I remember watching my very first gay parade back in Boston
in 1984. I was working at Mrs. Field’s Cookies on Charles Street and had no idea
that such an event existed. Suddenly, there they were -hundreds of men and
women marching past the store and exploding en masse through its doors buying
every sweet concoction on the shelves. I was often times the only one in the
tiny cookie palace on the weekends and this day was no exception. Taken completely off guard, I feverishly
tried to make as many sugary sweets as was possible while being strangely
excited by all these boys who were suddenly in front of me. Yes, because back
then, believe it or not, I was firmly in the closet.
And among the crowd was the handsome man who always came
into the store for a double chocolate chip brownie. I never got his name, but I
can still remember his face and how he had the most delicious looking lips I
have ever seen.

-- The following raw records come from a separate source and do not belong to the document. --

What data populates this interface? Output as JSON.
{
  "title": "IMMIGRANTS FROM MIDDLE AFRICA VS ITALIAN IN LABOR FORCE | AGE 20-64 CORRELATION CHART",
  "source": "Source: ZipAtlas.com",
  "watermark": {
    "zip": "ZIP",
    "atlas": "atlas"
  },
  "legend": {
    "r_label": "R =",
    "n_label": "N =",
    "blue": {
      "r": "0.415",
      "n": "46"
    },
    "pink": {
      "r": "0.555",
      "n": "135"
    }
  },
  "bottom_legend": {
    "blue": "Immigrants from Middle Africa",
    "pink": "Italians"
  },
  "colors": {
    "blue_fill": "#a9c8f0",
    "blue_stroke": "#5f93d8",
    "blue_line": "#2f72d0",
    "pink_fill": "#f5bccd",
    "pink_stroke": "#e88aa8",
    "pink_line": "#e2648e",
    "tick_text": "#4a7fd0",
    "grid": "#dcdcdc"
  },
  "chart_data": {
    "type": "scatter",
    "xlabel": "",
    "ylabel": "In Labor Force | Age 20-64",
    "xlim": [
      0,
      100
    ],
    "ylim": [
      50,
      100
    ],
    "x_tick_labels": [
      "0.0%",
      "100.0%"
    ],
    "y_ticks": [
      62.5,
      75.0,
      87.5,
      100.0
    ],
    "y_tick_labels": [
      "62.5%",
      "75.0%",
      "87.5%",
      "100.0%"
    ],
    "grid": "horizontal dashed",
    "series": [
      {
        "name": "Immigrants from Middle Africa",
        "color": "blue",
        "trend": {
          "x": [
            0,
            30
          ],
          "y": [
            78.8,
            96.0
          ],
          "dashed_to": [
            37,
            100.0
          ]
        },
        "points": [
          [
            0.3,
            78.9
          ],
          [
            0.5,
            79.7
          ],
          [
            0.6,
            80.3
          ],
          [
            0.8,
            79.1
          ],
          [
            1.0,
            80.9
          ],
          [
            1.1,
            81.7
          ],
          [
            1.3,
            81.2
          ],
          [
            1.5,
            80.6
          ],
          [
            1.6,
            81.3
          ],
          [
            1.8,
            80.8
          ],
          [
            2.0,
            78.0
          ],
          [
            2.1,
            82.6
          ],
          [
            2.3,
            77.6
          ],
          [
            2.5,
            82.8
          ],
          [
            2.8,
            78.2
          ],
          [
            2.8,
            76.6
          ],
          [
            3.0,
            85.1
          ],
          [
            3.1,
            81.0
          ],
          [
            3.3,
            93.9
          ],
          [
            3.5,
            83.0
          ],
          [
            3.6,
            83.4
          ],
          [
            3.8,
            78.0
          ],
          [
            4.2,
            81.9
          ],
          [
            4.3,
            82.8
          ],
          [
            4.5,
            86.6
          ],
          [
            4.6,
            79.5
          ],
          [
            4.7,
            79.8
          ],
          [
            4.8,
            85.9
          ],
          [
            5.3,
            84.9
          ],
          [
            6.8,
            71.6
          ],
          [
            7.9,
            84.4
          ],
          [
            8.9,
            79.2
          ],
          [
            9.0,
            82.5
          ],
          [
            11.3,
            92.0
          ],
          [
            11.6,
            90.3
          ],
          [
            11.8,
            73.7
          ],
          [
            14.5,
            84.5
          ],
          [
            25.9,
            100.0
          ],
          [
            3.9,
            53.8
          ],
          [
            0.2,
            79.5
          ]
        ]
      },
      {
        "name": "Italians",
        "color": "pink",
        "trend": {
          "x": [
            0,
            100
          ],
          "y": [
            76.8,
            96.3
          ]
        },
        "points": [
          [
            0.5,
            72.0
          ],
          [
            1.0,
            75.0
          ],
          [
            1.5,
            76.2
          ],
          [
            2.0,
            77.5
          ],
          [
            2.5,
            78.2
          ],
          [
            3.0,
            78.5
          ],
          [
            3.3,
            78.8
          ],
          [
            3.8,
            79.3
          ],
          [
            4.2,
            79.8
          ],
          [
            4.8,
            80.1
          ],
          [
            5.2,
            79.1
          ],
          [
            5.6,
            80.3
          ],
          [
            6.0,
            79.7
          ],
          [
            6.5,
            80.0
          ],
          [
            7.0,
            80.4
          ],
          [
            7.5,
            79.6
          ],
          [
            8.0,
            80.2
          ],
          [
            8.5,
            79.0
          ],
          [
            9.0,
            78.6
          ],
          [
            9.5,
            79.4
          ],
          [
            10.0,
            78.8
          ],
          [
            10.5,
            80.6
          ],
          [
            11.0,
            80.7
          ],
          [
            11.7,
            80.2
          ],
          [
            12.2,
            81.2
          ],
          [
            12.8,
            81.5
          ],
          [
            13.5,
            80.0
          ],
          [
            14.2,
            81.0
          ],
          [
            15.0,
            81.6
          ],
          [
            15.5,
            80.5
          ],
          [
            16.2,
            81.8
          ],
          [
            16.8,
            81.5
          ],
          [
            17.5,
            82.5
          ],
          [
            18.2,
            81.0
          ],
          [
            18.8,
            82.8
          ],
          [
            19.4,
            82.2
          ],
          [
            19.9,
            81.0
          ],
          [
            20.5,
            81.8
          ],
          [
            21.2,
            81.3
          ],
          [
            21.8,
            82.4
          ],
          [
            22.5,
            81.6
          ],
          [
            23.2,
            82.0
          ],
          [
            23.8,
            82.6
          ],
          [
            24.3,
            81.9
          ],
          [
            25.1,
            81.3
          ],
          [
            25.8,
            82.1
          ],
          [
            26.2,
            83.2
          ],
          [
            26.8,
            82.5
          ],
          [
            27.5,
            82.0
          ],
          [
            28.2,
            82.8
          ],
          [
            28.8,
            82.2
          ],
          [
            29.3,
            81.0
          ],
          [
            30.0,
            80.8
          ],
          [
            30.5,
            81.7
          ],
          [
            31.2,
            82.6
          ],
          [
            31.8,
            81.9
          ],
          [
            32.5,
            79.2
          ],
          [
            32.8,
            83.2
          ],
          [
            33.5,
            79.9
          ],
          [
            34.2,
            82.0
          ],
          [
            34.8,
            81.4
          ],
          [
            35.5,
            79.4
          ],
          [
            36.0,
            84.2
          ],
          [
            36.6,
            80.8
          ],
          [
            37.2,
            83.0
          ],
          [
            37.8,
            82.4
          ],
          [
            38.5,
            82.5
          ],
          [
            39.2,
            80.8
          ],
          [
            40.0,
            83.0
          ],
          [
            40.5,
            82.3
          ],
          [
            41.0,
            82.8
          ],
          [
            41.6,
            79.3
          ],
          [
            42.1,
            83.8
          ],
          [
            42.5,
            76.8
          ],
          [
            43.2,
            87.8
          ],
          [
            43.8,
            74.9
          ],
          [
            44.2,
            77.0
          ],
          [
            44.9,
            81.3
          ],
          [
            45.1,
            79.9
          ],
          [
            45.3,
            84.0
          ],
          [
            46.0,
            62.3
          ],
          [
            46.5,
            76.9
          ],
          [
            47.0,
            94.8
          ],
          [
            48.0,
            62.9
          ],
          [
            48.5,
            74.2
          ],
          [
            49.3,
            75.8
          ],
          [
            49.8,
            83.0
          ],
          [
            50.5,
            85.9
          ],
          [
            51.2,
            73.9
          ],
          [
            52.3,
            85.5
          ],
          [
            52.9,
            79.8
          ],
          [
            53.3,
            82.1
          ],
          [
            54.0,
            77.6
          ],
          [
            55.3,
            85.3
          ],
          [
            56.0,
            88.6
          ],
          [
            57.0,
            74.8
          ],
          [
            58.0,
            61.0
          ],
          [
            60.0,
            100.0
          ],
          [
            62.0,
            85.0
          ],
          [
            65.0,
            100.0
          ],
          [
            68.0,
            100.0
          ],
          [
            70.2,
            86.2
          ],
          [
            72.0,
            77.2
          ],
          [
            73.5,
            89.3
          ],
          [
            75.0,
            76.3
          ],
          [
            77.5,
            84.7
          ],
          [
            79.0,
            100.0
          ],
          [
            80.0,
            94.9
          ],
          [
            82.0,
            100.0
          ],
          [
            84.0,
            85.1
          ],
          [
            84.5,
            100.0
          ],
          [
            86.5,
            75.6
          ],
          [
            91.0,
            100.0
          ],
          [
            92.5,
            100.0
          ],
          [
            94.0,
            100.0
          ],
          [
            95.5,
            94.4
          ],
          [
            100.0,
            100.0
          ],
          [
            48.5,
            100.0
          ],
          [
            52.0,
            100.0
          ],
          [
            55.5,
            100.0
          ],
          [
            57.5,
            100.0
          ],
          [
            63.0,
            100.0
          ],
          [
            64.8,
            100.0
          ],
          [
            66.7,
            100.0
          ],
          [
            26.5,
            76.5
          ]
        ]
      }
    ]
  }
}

I always gave him a free milk or soda and never charged the
full weighted price of the brownie. I didn’t
realize then why I was so attracted, or rather, I should say I didn’t want to
give voice to what I knew was the truth.
The parade passed me by that year as I looked out from behind
the counter, and I looked forward to when I would see my favorite customer
again. As the years went by, I had many opportunities to join in other
celebrations – romantic and parades alike. And as I’ve gotten older, my participation
has faded and I escape to quieter destinations. There’s something soothing
about being in Provincetown or Palm Springs when it seems all the gay world has
congregated in the major cities. It doesn’t mean that I’m not proud – as some
may question. I like to think that it
is just a reflection of the person I have become.
What kind of person is that you ask? Okay, maybe you aren’t
asking that, but for the sake of argument, let’s pretend you are. Thirty years after my first pride experience,
I’m still a work in progress, one who took the gay scene for a great spin when
I came tumbling out of the closet and is
still as proud to be whom I am today as I was back then.
The one thing that hasn’t changed, though is my desire to
meet that someone who makes me feel the way I did when the boy with the luscious
lips came into the store. It is that thrill of seeing someone in person,
finding that one spark – that uncertain something that makes your pulse beat
faster and causes you to feel flustered that no matter what anyone tells me
cannot be duplicated through a computer screen. It’s an emotion I’ve felt a few
times since, but, not one that’s been of any recent memory. Every time I come
to the desert or board a plane or go someplace new, I wonder if this will be
the moment it happens. Who will take the seat next to me on this cross country
flight? Who will be eating next to me at the bar of my favorite restaurant?
What could that moment bring? And when it doesn’t happen, I still never lose
the sense of hopefulness that it could happen the next time. For as bitter as I
may seem or how I portray myself, there is still that young boy who is watching
his very first gay pride parade, staring at the object of his affection and
reveling in the celebration that will follow.